Thirty days after the challenge with T. vaginalis, the survival rate of mice was calculated with the following formula: the number of survived mice after immunization / the total number of mice before immunization×100%.
Determination of antibody levels in serums
The blood samples from mice in each group (n = 5) were collected at 0, 2, 4, and 6 weeks. Serum was isolated from the blood sample and stored at -20°C for evaluating antibodies and measuring cytokines.

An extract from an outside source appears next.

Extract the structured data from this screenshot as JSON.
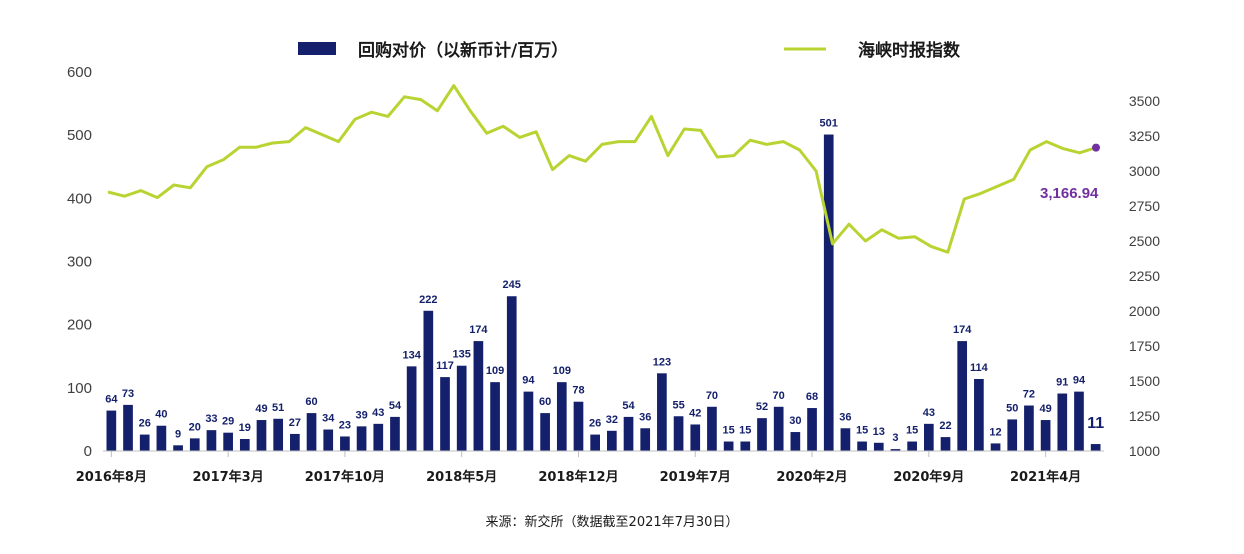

IgG isotypes and anti-TvAP65 antibodies in the serums were quantitatively studied with indirect ELISA . Briefly, the wells of microtiter plates (Costar, New York, NY, United States) were first coated by rTvAP65 (2.5 μg/mL, 100 μL/well) in the carbonate buffer with a pH value of 9.6 at 4°C for overnight, and then blocked with 4% BSA at 37°C for 2 hours. Mice serums were prepared by dilution with the addition of PBS at a ratio of 1 to 10. Afterward, the diluted mice serums were added into the plates for 2 hour incubation at 37 °C, thereafter, the plates were rinsed with PBST three times and sequentially treated with the HRP-conjugated secondary antibodies goat anti-mouse IgG2a, IgG1, and IgG, (SouthernBiotech, Birmingham, AL, United States). For conducting ELISA, 100 μL of 3, 3, 5, 5-tetramethylbenzidine was pipetted into each well of the plates, the reaction was terminated with100 μL (2 M) sulfuric acid. The 450 nm absorption was used to read the plates by an automatic ELISA reader (MULTISKANFC, Thermo Scientific, Waltham, MA, United States), and all plates were read in triplicate.

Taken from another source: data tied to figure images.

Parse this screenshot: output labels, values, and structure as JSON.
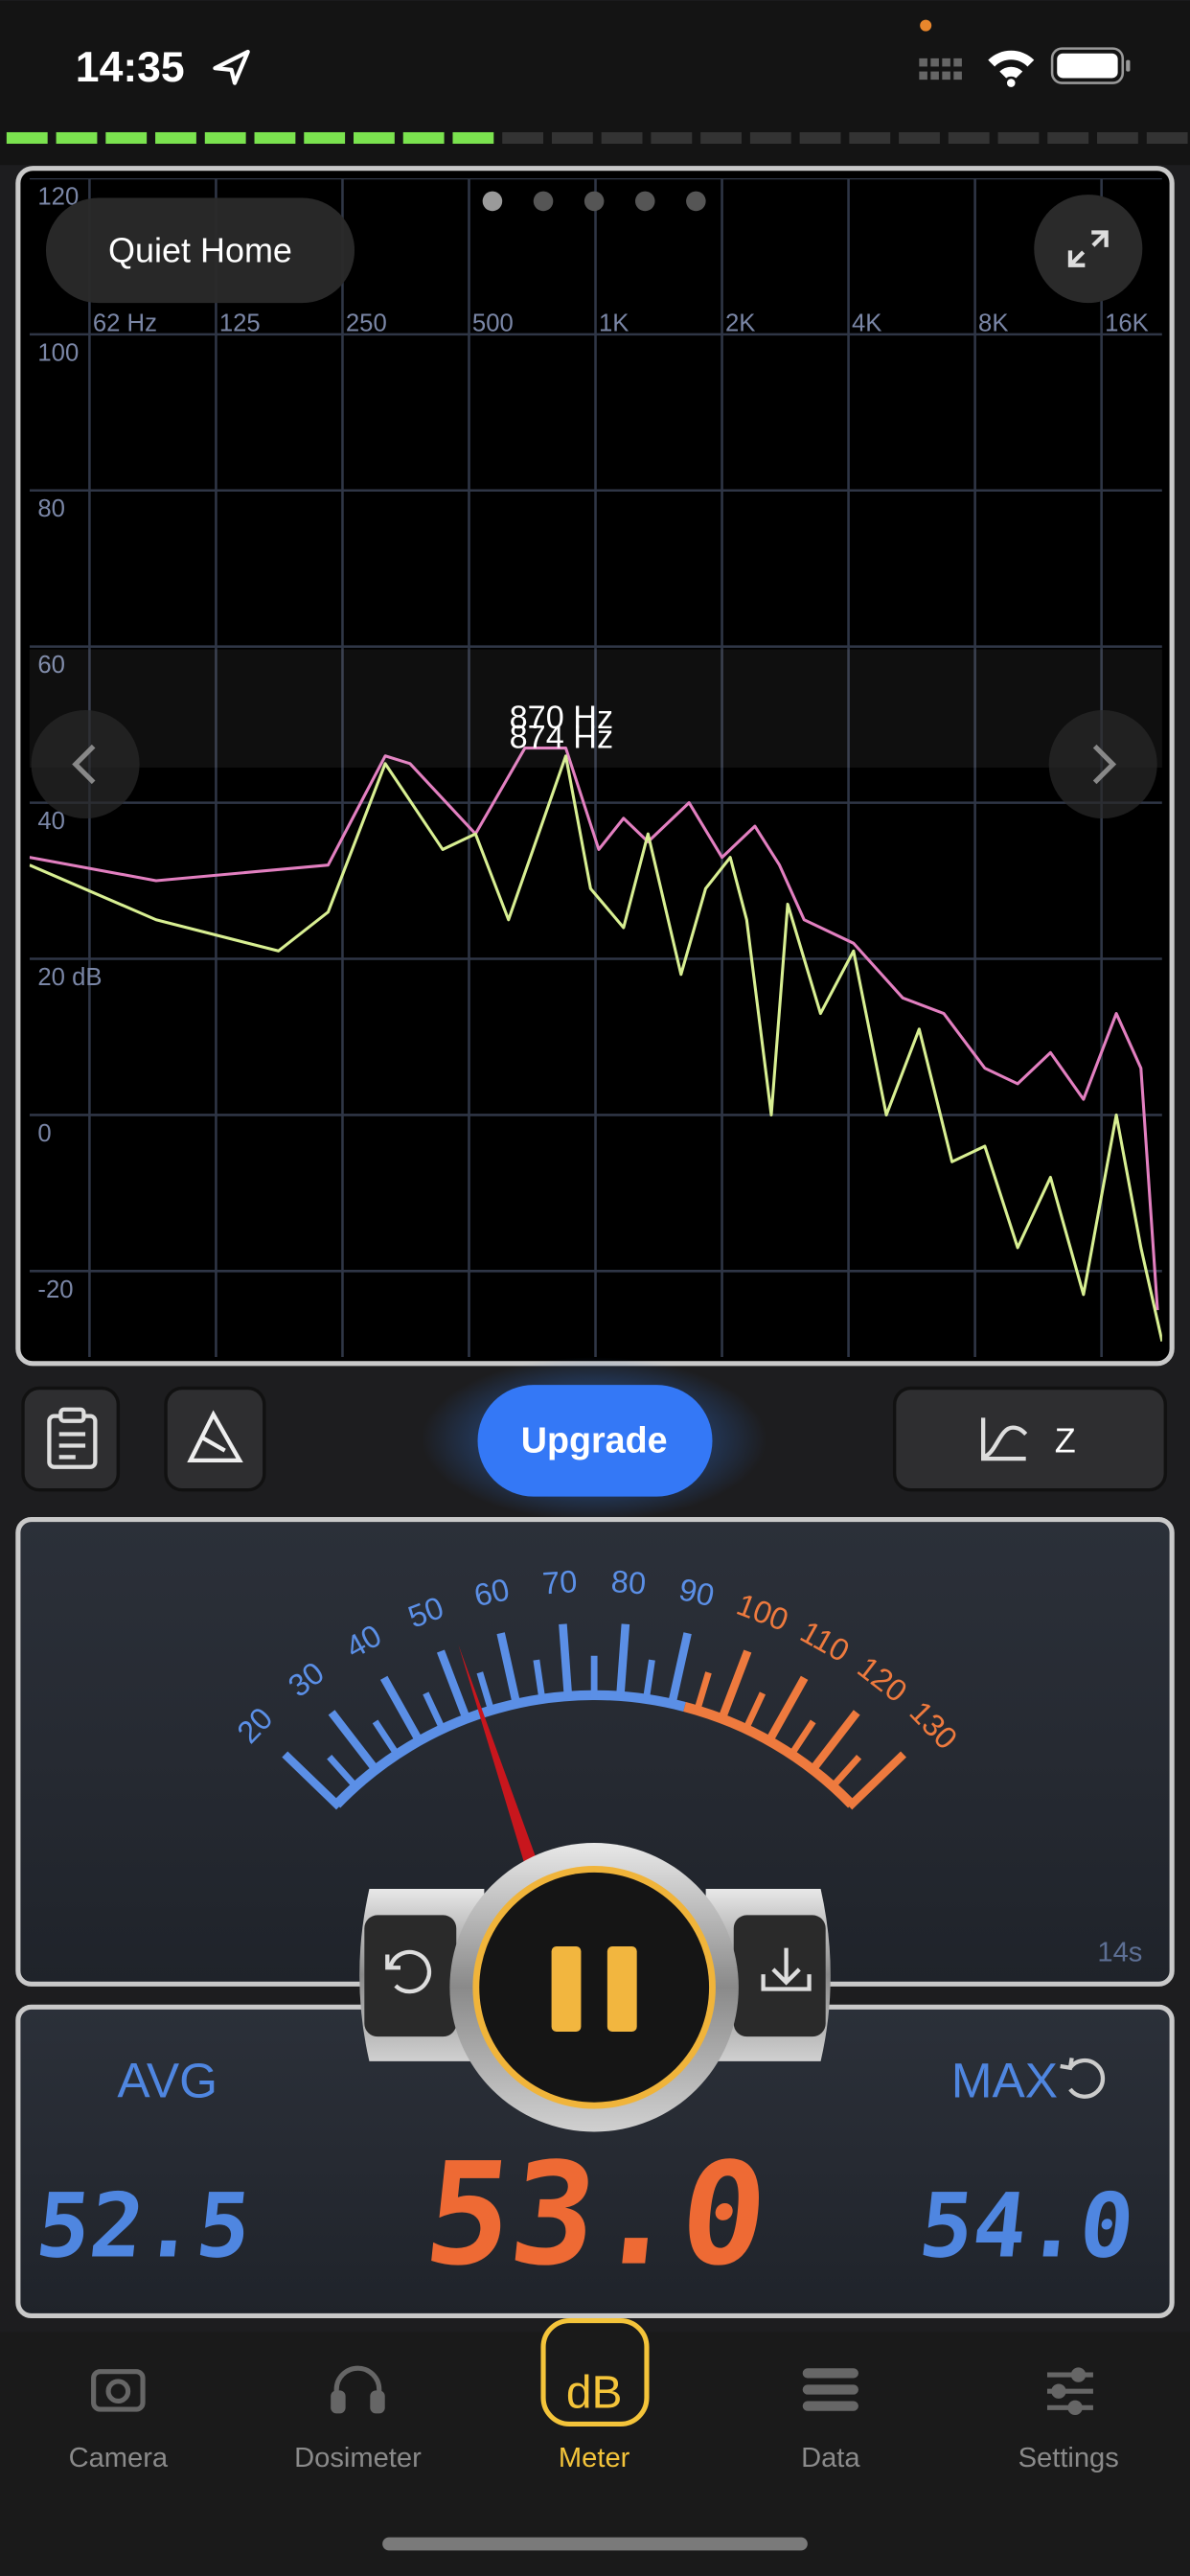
{
  "status_bar": {
    "time": "14:35"
  },
  "spectrum": {
    "type": "line",
    "preset": "Quiet Home",
    "xscale": "log",
    "xlim": [
      45,
      22300
    ],
    "ylim": [
      -31,
      120
    ],
    "xticks": [
      {
        "value": 62.5,
        "label": "62 Hz"
      },
      125,
      250,
      500,
      {
        "value": 1000,
        "label": "1K"
      },
      {
        "value": 2000,
        "label": "2K"
      },
      {
        "value": 4000,
        "label": "4K"
      },
      {
        "value": 8000,
        "label": "8K"
      },
      {
        "value": 16000,
        "label": "16K"
      }
    ],
    "yticks": [
      120,
      100,
      80,
      60,
      40,
      {
        "value": 20,
        "label": "20 dB"
      },
      0,
      -20
    ],
    "grid": true,
    "peak_labels": [
      "870 Hz",
      "874 Hz"
    ],
    "series": [
      {
        "color": "#e27fc0",
        "x": [
          45,
          90,
          231,
          316,
          362,
          518,
          679,
          850,
          1018,
          1166,
          1334,
          1670,
          2000,
          2394,
          2741,
          3137,
          4110,
          5385,
          6740,
          8440,
          10110,
          12100,
          14490,
          17350,
          19860,
          21740
        ],
        "values": [
          33,
          30,
          32,
          46,
          45,
          36,
          47,
          47,
          34,
          38,
          35,
          40,
          33,
          37,
          32,
          25,
          22,
          15,
          13,
          6,
          4,
          8,
          2,
          13,
          6,
          -25
        ]
      },
      {
        "color": "#d8ef92",
        "x": [
          45,
          90,
          176,
          231,
          316,
          433,
          518,
          621,
          850,
          973,
          1166,
          1334,
          1597,
          1828,
          2092,
          2289,
          2620,
          2866,
          3433,
          4110,
          4920,
          5890,
          7050,
          8440,
          10110,
          12100,
          14490,
          17350,
          19860,
          22300
        ],
        "values": [
          32,
          25,
          21,
          26,
          45,
          34,
          36,
          25,
          46,
          29,
          24,
          36,
          18,
          29,
          33,
          25,
          0,
          27,
          13,
          21,
          0,
          11,
          -6,
          -4,
          -17,
          -8,
          -23,
          0,
          -17,
          -29
        ]
      }
    ]
  },
  "toolbar": {
    "upgrade": "Upgrade",
    "weighting": "Z"
  },
  "gauge": {
    "ticks": [
      20,
      30,
      40,
      50,
      60,
      70,
      80,
      90,
      100,
      110,
      120,
      130
    ],
    "zones": [
      {
        "range": [
          20,
          92.5
        ],
        "color": "#5b8fe6"
      },
      {
        "range": [
          92.5,
          130
        ],
        "color": "#ee7a3e"
      }
    ],
    "elapsed": "14s"
  },
  "readings": {
    "avg_label": "AVG",
    "avg": "52.5",
    "current": "53.0",
    "max_label": "MAX",
    "max": "54.0"
  },
  "tabs": [
    {
      "label": "Camera"
    },
    {
      "label": "Dosimeter"
    },
    {
      "label": "Meter",
      "icon_text": "dB",
      "active": true
    },
    {
      "label": "Data"
    },
    {
      "label": "Settings"
    }
  ]
}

Measurement of the secretory levels of various cytokines
The secretory levels of pro-inflammatory cytokine were determined in the serum from all experimental rodents. Interferon-gamma (IFN-ɣ), and interleukin-2, 4, 10, 17 were measured using commercially available ELISA kits (Boster, Wuhan, China) with the recombinant IFN-ɣ, IL-17, 10, 4, and 2 as the corresponding controls for quantification. The data obtained from three individual experiments were further analyzed.
One-way analysis of variance (ANOVA) followed by Duncan’s multiple range test was performed to analyze the differences among different experimental groups. The survival-related data were analyzed using the Kaplan–Meier method. SPSS for Windows 16 (SPSS Inc., Chicago, IL) was used for all the statistical analyses, and P <0.05 indicated statistical significance.